I sent out requests to a few involved in this process and several were kind enough to respond.  Out of respect to them, I've elected not to share their names or which side of the table they sit on (TV, conference or school).

First off, they did note that spring meetings were still occurring with their TV partners.  Plans haven't ground to a halt when it comes to the 2020-21 athletic calendar.  There's been more time given to contingency planning, which shouldn't shock anyone, but there's business beyond football that gets settled up at these gatherings.  One mentioned that updates to football schedules, such as weeknight games, were still being finalized and prepped for announcement using the intended date they would be played on (ie. moving a Saturday game back a day or two).

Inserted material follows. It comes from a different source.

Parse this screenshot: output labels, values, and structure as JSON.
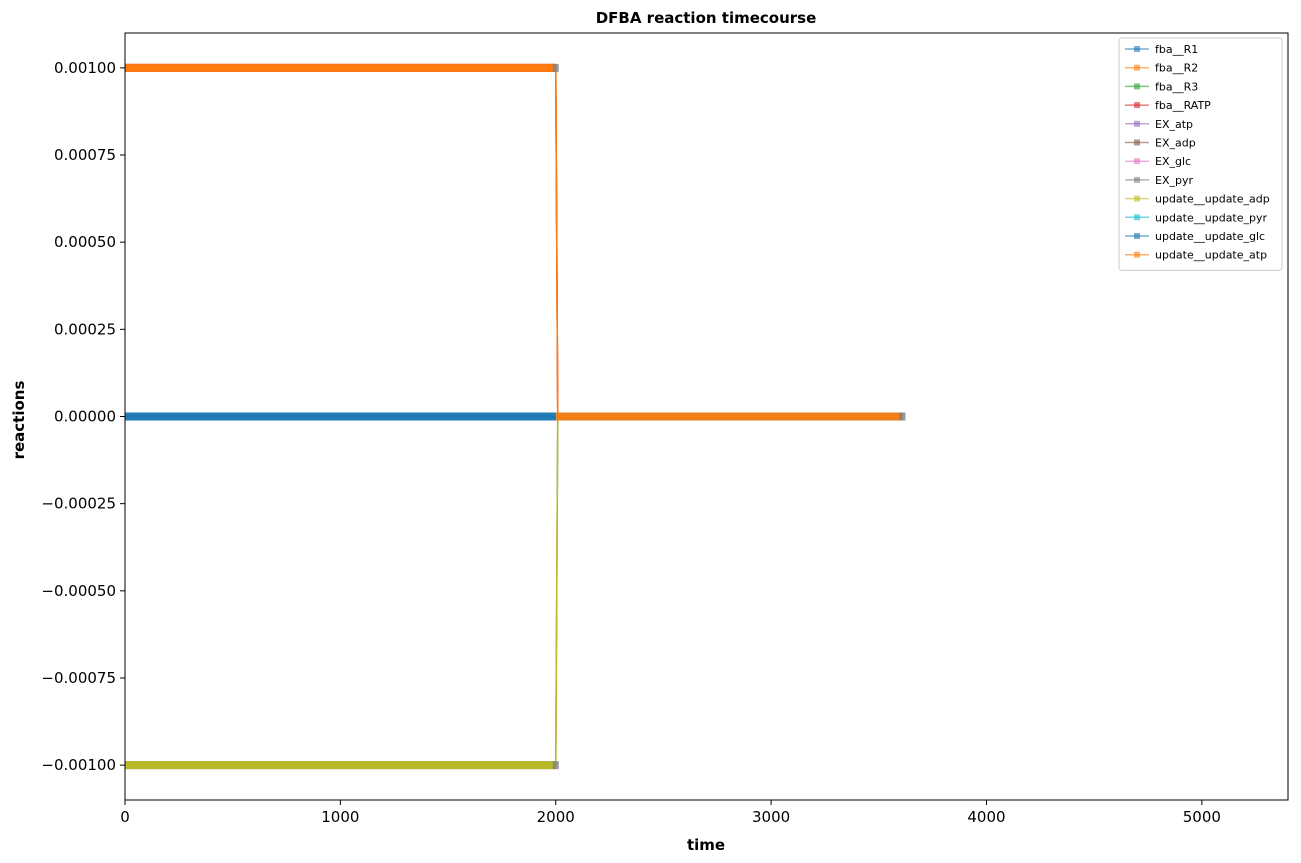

The key word that all respondents came back with is "flexibility".  As of now, the target date of June 1 when most conferences want that information released is a goal they would like to hit, but each respondent cautioned that those announcements could certainly slip past that date as all parties have requested some form of flexibility when it comes to determining those start times.  Some respondents were waiting for spring meetings to commence to get a better picture of whether the start times announcements were truly feasible.  Another noted that the amount of events moving from spring & summer into later summer & fall would force adjustments into already established selection orders and the number of games a rightsholder might be expected to take on in a given week.  

Those "drafts" to determine when a rightsholder would select in a given week - that draft might prove to be worthless if there's any type of schedule movement, plus those previously mentioned professional events that have remained on the calendar, but with a late summer or fall date.  Those times where I scratch my head and try to count up the number of games a network has during the season and if they've gone over the expected count of games - they could really be pointless exercises.  They are in a lot of cases already, but even more so in this environment.  

Two conferences, the MAC and Mountain West, have already moved to a virtual media day.  One respondent didn't see where any in-person media day(s) events being held by conferences.  Online media days are the norm at the FCS level, so there's already a playbook that can be followed.